West Africa is one of the most expensive regions in the world to drill, making it more challenging for African producers in Nigeria to compete globally, according to Deloitte’s 2025 West Africa Oil and Gas Outlook.
For instance, the elevated security risk in the Niger Delta means expatriate roles are more expensive to fill.
The report explained that these premiums add significantly to project costs, often without a corresponding return in productivity or efficiency.
“Local content rules, while necessary for domestic capacity-building, can further inflate costs when required inputs or services are not readily available in the domestic market. This creates tension between producers and governments, as the intention and the impact often result in duplicated spending. Typically, a projects first attempt is local sourcing, followed by repeat procurement offshore when delivery fails”.
“Alternatively, middlemen get invited through alliances to satisfy rigid local content requirements.

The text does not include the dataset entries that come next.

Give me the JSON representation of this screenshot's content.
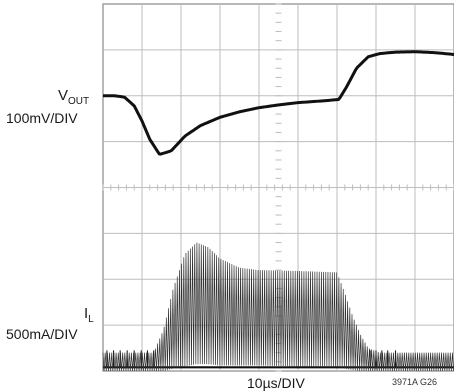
{
  "chart_data": {
    "type": "line",
    "title": "",
    "x_axis": {
      "label": "10µs/DIV",
      "divisions": 9,
      "range": [
        0,
        9
      ]
    },
    "y_axis": {
      "divisions": 8,
      "range": [
        -4,
        4
      ]
    },
    "grid": true,
    "figure_id": "3971A G26",
    "colors": {
      "grid": "#bdbdbd",
      "trace": "#111111"
    },
    "series": [
      {
        "name": "VOUT",
        "scale": "100mV/DIV",
        "x": [
          0,
          0.3,
          0.55,
          0.8,
          1.0,
          1.2,
          1.45,
          1.75,
          2.1,
          2.5,
          3.0,
          3.5,
          4.0,
          4.5,
          5.0,
          5.5,
          5.8,
          6.05,
          6.25,
          6.5,
          6.8,
          7.1,
          7.5,
          8.0,
          8.5,
          9.0
        ],
        "y": [
          2.0,
          2.0,
          1.97,
          1.78,
          1.45,
          1.05,
          0.72,
          0.8,
          1.12,
          1.35,
          1.53,
          1.65,
          1.74,
          1.8,
          1.85,
          1.88,
          1.9,
          1.92,
          2.2,
          2.6,
          2.85,
          2.92,
          2.95,
          2.96,
          2.94,
          2.9
        ]
      },
      {
        "name": "IL",
        "scale": "500mA/DIV",
        "envelope_x": [
          0,
          1.3,
          1.55,
          1.8,
          2.1,
          2.4,
          2.7,
          3.0,
          3.5,
          4.0,
          5.0,
          6.0,
          6.2,
          6.4,
          6.6,
          6.8,
          7.1,
          9.0
        ],
        "envelope_upper": [
          -3.6,
          -3.6,
          -3.1,
          -2.2,
          -1.45,
          -1.2,
          -1.3,
          -1.55,
          -1.75,
          -1.8,
          -1.82,
          -1.85,
          -2.3,
          -2.8,
          -3.2,
          -3.5,
          -3.6,
          -3.6
        ],
        "envelope_lower": [
          -4.0,
          -4.0,
          -4.0,
          -3.95,
          -3.9,
          -3.85,
          -3.85,
          -3.88,
          -3.88,
          -3.88,
          -3.9,
          -3.92,
          -3.95,
          -3.98,
          -4.0,
          -4.0,
          -4.0,
          -4.0
        ],
        "baseline": -3.92,
        "pulse_x": [
          0.1,
          0.27,
          0.44,
          0.62,
          0.8,
          0.98,
          1.14,
          1.3,
          6.85,
          7.0,
          7.15,
          7.3,
          7.5
        ],
        "pulse_peak": -3.55
      }
    ]
  },
  "labels": {
    "vout_name": "V",
    "vout_sub": "OUT",
    "vout_scale": "100mV/DIV",
    "il_name": "I",
    "il_sub": "L",
    "il_scale": "500mA/DIV",
    "x_scale": "10µs/DIV",
    "figure_id": "3971A G26"
  }
}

In addressing these cost premium issues, the Nigerian president recently issued some executive orders to cut through complex procurement processes and local content rules”, the report added.
Consequently, it pointed out that producers operating in West Africa are under enormous pressure to identify savings elsewhere.
In addition to reimagining their operating models, Deloitte Consulting teams working with oil and gas companies in the region confirm the increasing shift by producers towards spending more on technology and data analytics to increase efficiency and unlock cost savings in operations, finance and supply chain functions by implementing digital tools.
Ultimately, the report alluded that industry stakeholders agree that a portion of the premium is a policy problem, one that requires government action to simplify contracting and reduce avoidable inefficiencies, while attempting to support local supply chains.